Serra vincula quebra de sigilo de Eduardo Jorge ao aparelhamento político do Estado
Tucano criticou o loteamento político dos cargos e associou, de forma indireta, a campanha feita por Lula à Dilma e a crítica do presidente ao MP
BRASÍLIA - O candidato tucano à Presidência da República, José Serra, vinculou a quebra de sigilo de dados fiscais de Eduardo Jorge, vice-presidente do PSDB, ao aparelhamento político do Estado no governo do presidente Luiz Inácio Lula da Silva. Ele criticou de forma veemente o loteamento político dos cargos e associou, de forma indireta, a campanha feita por Lula à candidata petista Dilma Rousseff e a crítica do presidente ao Ministério Público, à essa mistura entre Estado e o seu uso em benefício próprio.
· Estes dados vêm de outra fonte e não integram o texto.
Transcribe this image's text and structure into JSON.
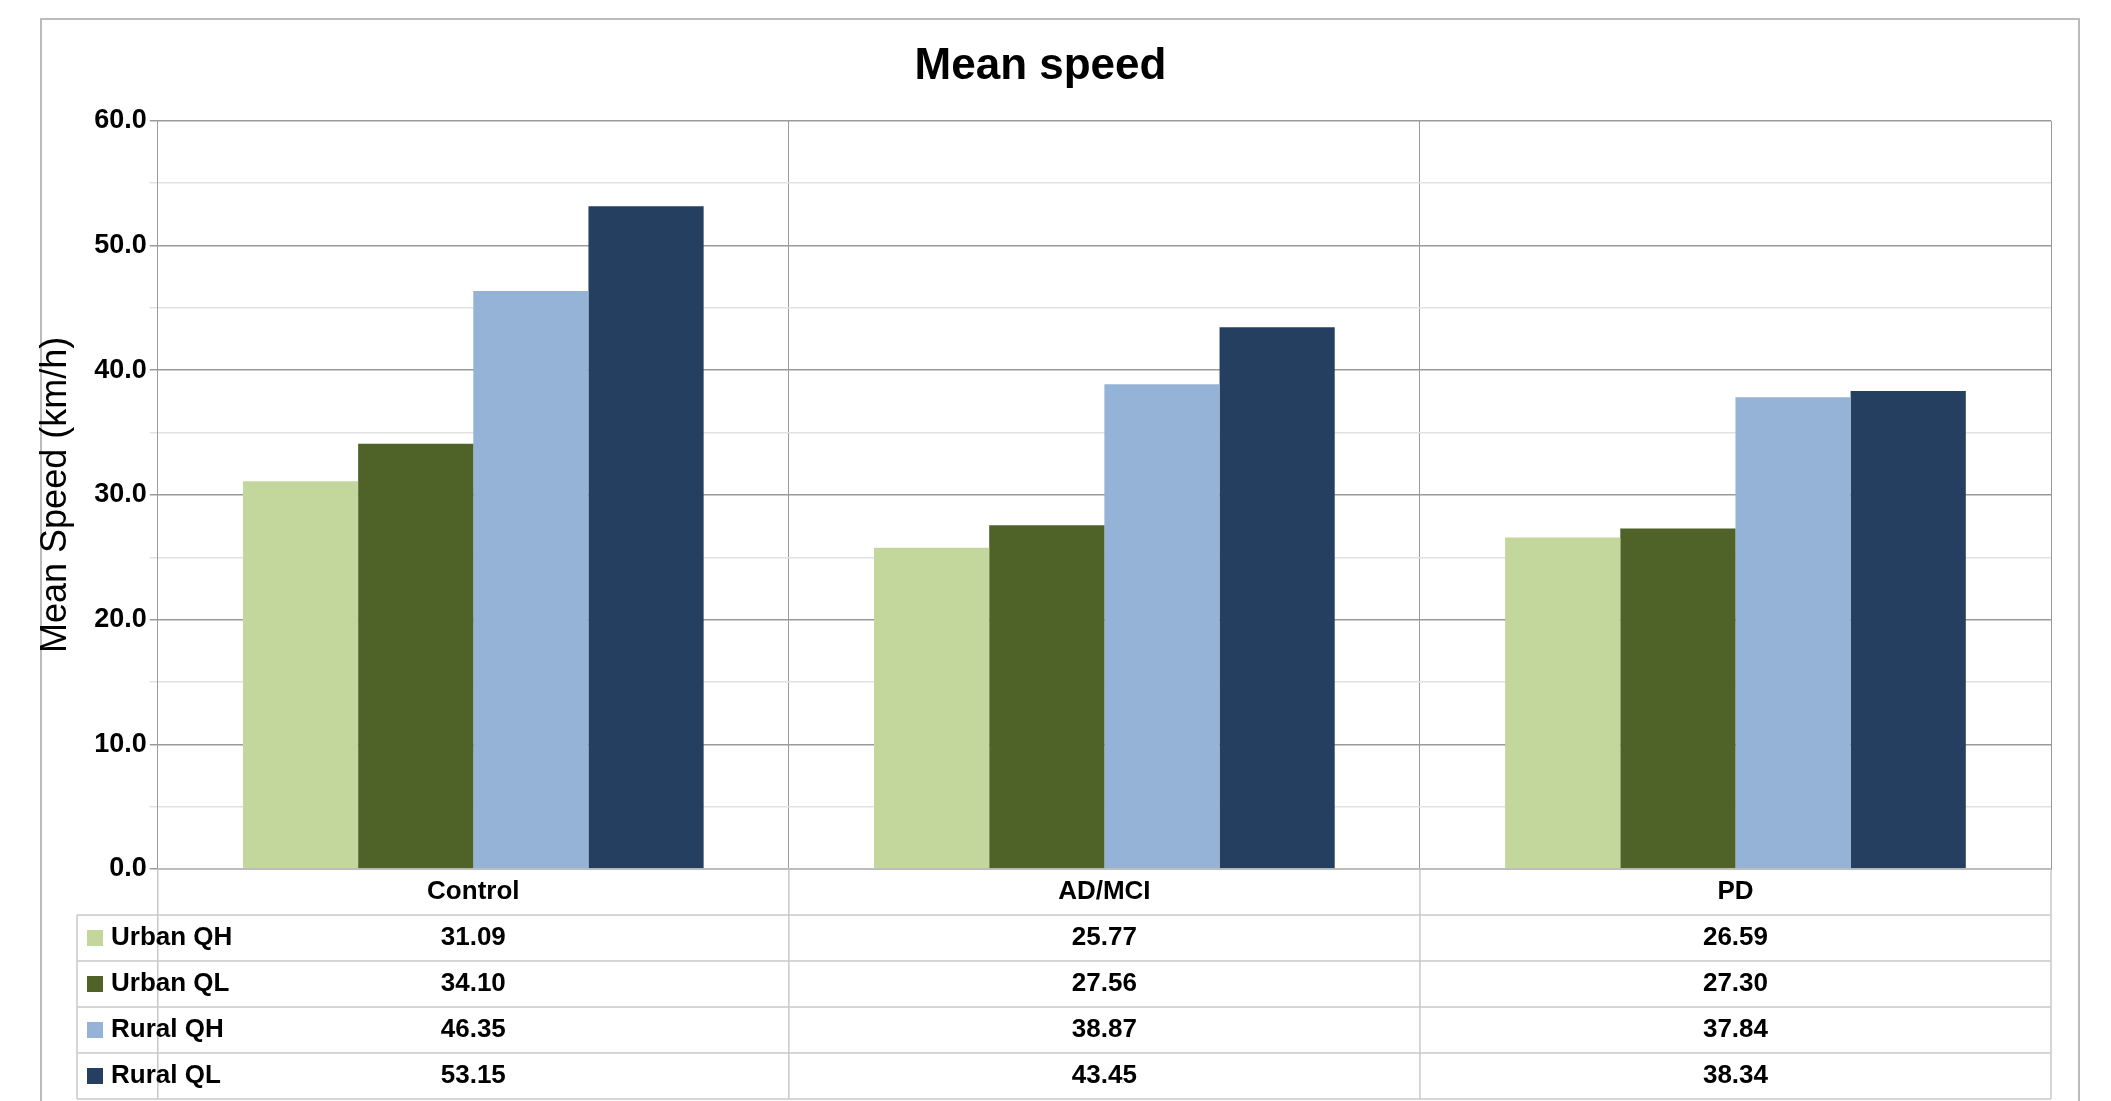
{
  "chart_data": {
    "type": "bar",
    "title": "Mean speed",
    "ylabel": "Mean Speed (km/h)",
    "categories": [
      "Control",
      "AD/MCI",
      "PD"
    ],
    "series": [
      {
        "name": "Urban QH",
        "color": "#c3d69b",
        "values": [
          31.09,
          25.77,
          26.59
        ],
        "value_labels": [
          "31.09",
          "25.77",
          "26.59"
        ]
      },
      {
        "name": "Urban QL",
        "color": "#4f6228",
        "values": [
          34.1,
          27.56,
          27.3
        ],
        "value_labels": [
          "34.10",
          "27.56",
          "27.30"
        ]
      },
      {
        "name": "Rural QH",
        "color": "#95b3d7",
        "values": [
          46.35,
          38.87,
          37.84
        ],
        "value_labels": [
          "46.35",
          "38.87",
          "37.84"
        ]
      },
      {
        "name": "Rural QL",
        "color": "#243f60",
        "values": [
          53.15,
          43.45,
          38.34
        ],
        "value_labels": [
          "53.15",
          "43.45",
          "38.34"
        ]
      }
    ],
    "ylim": [
      0,
      60
    ],
    "yticks": [
      {
        "value": 0,
        "label": "0.0"
      },
      {
        "value": 5,
        "label": null
      },
      {
        "value": 10,
        "label": "10.0"
      },
      {
        "value": 15,
        "label": null
      },
      {
        "value": 20,
        "label": "20.0"
      },
      {
        "value": 25,
        "label": null
      },
      {
        "value": 30,
        "label": "30.0"
      },
      {
        "value": 35,
        "label": null
      },
      {
        "value": 40,
        "label": "40.0"
      },
      {
        "value": 45,
        "label": null
      },
      {
        "value": 50,
        "label": "50.0"
      },
      {
        "value": 55,
        "label": null
      },
      {
        "value": 60,
        "label": "60.0"
      }
    ],
    "grid": true,
    "legend": "bottom"
  }
}
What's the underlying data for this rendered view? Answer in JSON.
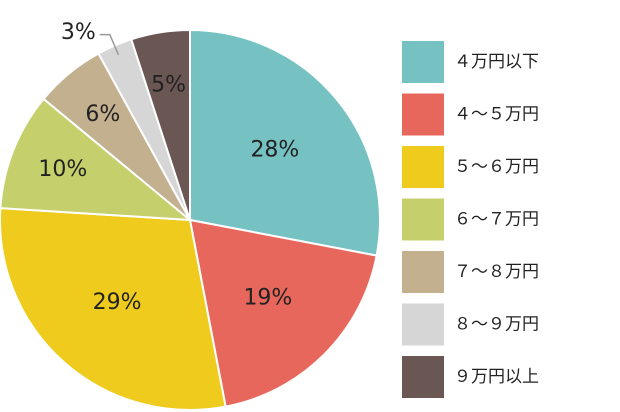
{
  "chart_data": {
    "type": "pie",
    "title": "",
    "legend_position": "right",
    "slices": [
      {
        "name": "４万円以下",
        "value": 28,
        "label": "28%",
        "color": "#76C2C3"
      },
      {
        "name": "４～５万円",
        "value": 19,
        "label": "19%",
        "color": "#E8675C"
      },
      {
        "name": "５～６万円",
        "value": 29,
        "label": "29%",
        "color": "#EECB1C"
      },
      {
        "name": "６～７万円",
        "value": 10,
        "label": "10%",
        "color": "#C5D06C"
      },
      {
        "name": "７～８万円",
        "value": 6,
        "label": "6%",
        "color": "#C2B08E"
      },
      {
        "name": "８～９万円",
        "value": 3,
        "label": "3%",
        "color": "#D6D6D6"
      },
      {
        "name": "９万円以上",
        "value": 5,
        "label": "5%",
        "color": "#6A5652"
      }
    ]
  }
}
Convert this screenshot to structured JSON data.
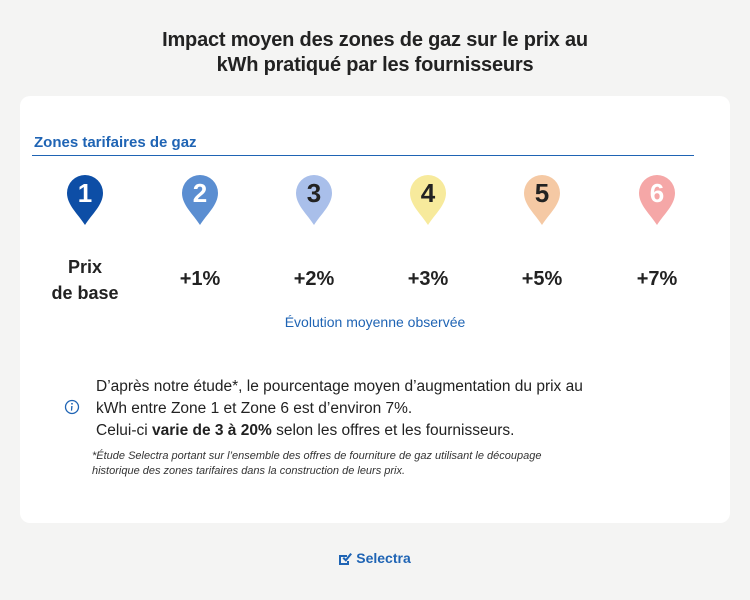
{
  "title": {
    "line1": "Impact moyen des zones de gaz sur le prix au",
    "line2": "kWh pratiqué par les fournisseurs"
  },
  "zones_heading": "Zones tarifaires de gaz",
  "zones": [
    {
      "number": "1",
      "color": "#0d4ea6",
      "label_line1": "Prix",
      "label_line2": "de base"
    },
    {
      "number": "2",
      "color": "#5b8ed1",
      "label": "+1%"
    },
    {
      "number": "3",
      "color": "#a9bfea",
      "label": "+2%"
    },
    {
      "number": "4",
      "color": "#f7ea9c",
      "label": "+3%"
    },
    {
      "number": "5",
      "color": "#f5c9a4",
      "label": "+5%"
    },
    {
      "number": "6",
      "color": "#f5a7a7",
      "label": "+7%"
    }
  ],
  "evolution_label": "Évolution moyenne observée",
  "info": {
    "icon": "info-icon",
    "line1": "D’après notre étude*, le pourcentage moyen d’augmentation du prix au",
    "line2": "kWh entre Zone 1 et Zone 6 est d’environ 7%.",
    "line3_before": "Celui-ci ",
    "line3_bold": "varie de 3 à 20%",
    "line3_after": " selon les offres et les fournisseurs."
  },
  "footnote": {
    "line1": "*Étude Selectra portant sur l’ensemble des offres de fourniture de gaz utilisant le découpage",
    "line2": "historique des zones tarifaires dans la construction de leurs prix."
  },
  "brand": {
    "name": "Selectra",
    "logo_icon": "checkmark-logo-icon",
    "color": "#1f64b4"
  }
}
Tucano participou hoje de caminhada pelas ruas de Porto Alegre. Foto: Cacalos Garrastazu/Divulgação
Sem citar os recentes discursos de Lula a favor de Dilma em solenidades públicas oficiais e os ataques do presidente às ações dos procuradores que vêm aplicando multas por campanhas eleitorais irregulares, Serra afirmou que há uma mistura entre Estado e governo, com a politização de empresas públicas e as agências reguladoras, por exemplo.
"Se politizou. Se confundiu Estado com governo. A mesma coisa quando você faz campanha eleitoral, a mesma coisa quando você utiliza o próprio governo para se apropriar das ações de Estado, intimidações e tudo mais. É uma coisa que parece abstrata, mas é o que dá continuidade para um País", disse.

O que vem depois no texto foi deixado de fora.